We have been working with a hybrid exchange setup EX2013/365 for quite some time, working without problems. Only components remaining on EX2013 are our public folders and the odd few mailboxes we've not needed to migrate to 365.
We have 2 EX2013 servers in a DAG, one hosts has the PF MBX database mounted whilst the second server has the rest of the MBX databases.
Since yesterday however, we intermittently lose connection to the on-prem boxes via Outlook.
If you try to go into public folders for example it will just hang.
In the outlook connection status pane if you hit reconnect, 365 components connect back fine but the public folders stay stuck on "Disconnecting". There's 2 GUIDs for public folders (one being the root public folder, can't check what the second guid is) in this pane and in some instances one would be disconnecting and other would be stuck connecting (after hitting reconnect).
In the Inetpub logs we noticed a few 401 errors for autodiscover but no other clear indicator as to what is going on in the event logs.

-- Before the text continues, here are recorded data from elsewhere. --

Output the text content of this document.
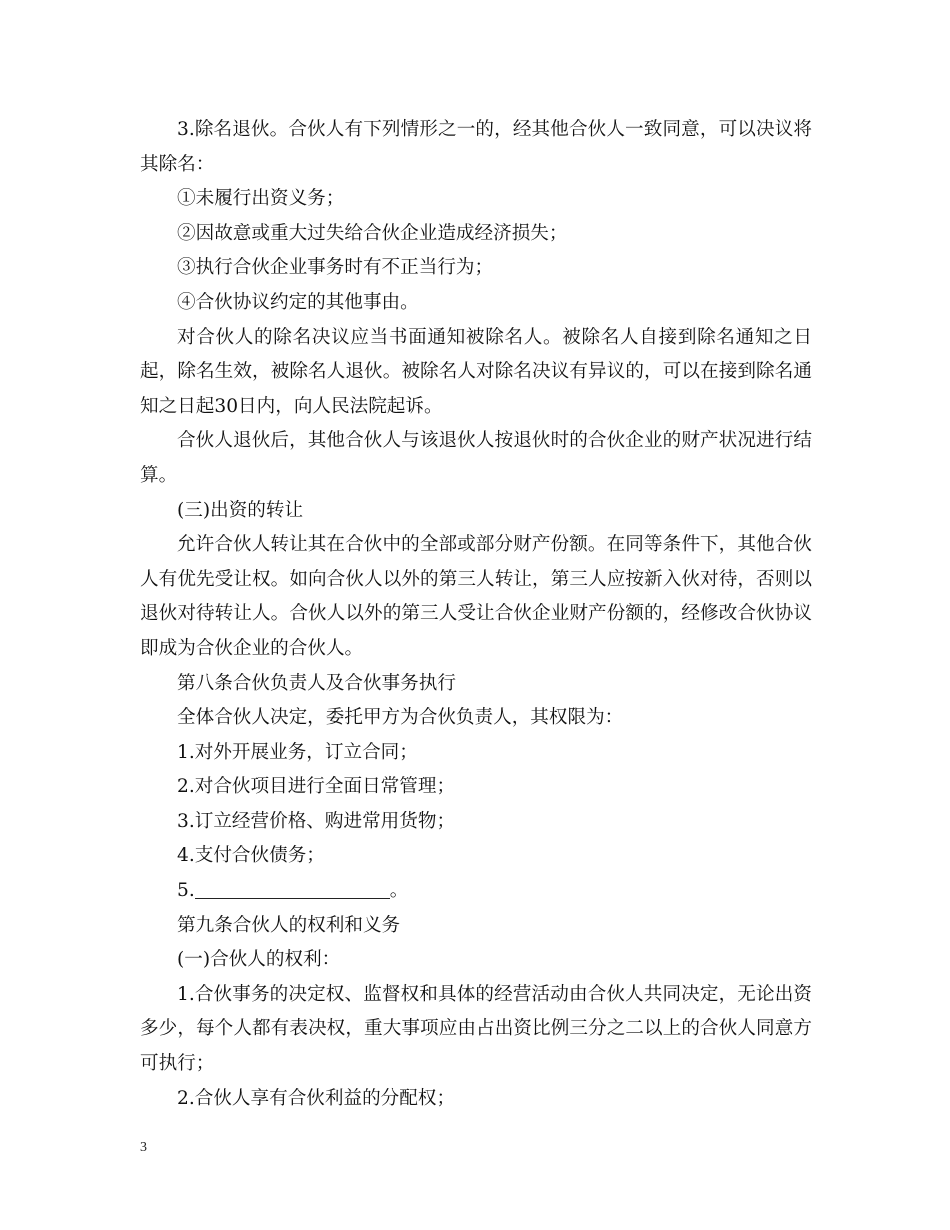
3.除名退伙。合伙人有下列情形之一的，经其他合伙人一致同意，可以决议将其除名：

①未履行出资义务；

②因故意或重大过失给合伙企业造成经济损失；

③执行合伙企业事务时有不正当行为；

④合伙协议约定的其他事由。

对合伙人的除名决议应当书面通知被除名人。被除名人自接到除名通知之日起，除名生效，被除名人退伙。被除名人对除名决议有异议的，可以在接到除名通知之日起30日内，向人民法院起诉。

合伙人退伙后，其他合伙人与该退伙人按退伙时的合伙企业的财产状况进行结算。

(三)出资的转让

允许合伙人转让其在合伙中的全部或部分财产份额。在同等条件下，其他合伙人有优先受让权。如向合伙人以外的第三人转让，第三人应按新入伙对待，否则以退伙对待转让人。合伙人以外的第三人受让合伙企业财产份额的，经修改合伙协议即成为合伙企业的合伙人。

第八条合伙负责人及合伙事务执行

全体合伙人决定，委托甲方为合伙负责人，其权限为：

1.对外开展业务，订立合同；

2.对合伙项目进行全面日常管理；

3.订立经营价格、购进常用货物；

4.支付合伙债务；

5.	。

第九条合伙人的权利和义务

(一)合伙人的权利：

1.合伙事务的决定权、监督权和具体的经营活动由合伙人共同决定，无论出资多少，每个人都有表决权，重大事项应由占出资比例三分之二以上的合伙人同意方可执行；

2.合伙人享有合伙利益的分配权；

3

The more frustrating point is when you close outlook and re-open it the on-prem mailboxes are accessible for a short while before hanging some point in the future.
Recycled the app pools via IIS on the server hosting the PFs before rebooting both servers.
To further add to this pain of not knowing what the hell is going on, now have 77 health mailboxes, ran Get-ServerHealth and a few of the services are reporting as unhealthy including :
ActiveSync, Autodiscover.Protocol, Autodiscover, ActiveSync.protocolm EWS.Proxy, OutlookMapiHttp.proxy, oab.proxy, EWS.
When the crash occurs we see audit logs generate on the exchange servers stating that that the users have logged off.
We have not made any networking changes/no updates/no certificate expiries, literally have changed nothing infrastructure wise to have caused this behaviour.
Any suggestions of what else to check or what could be the issue?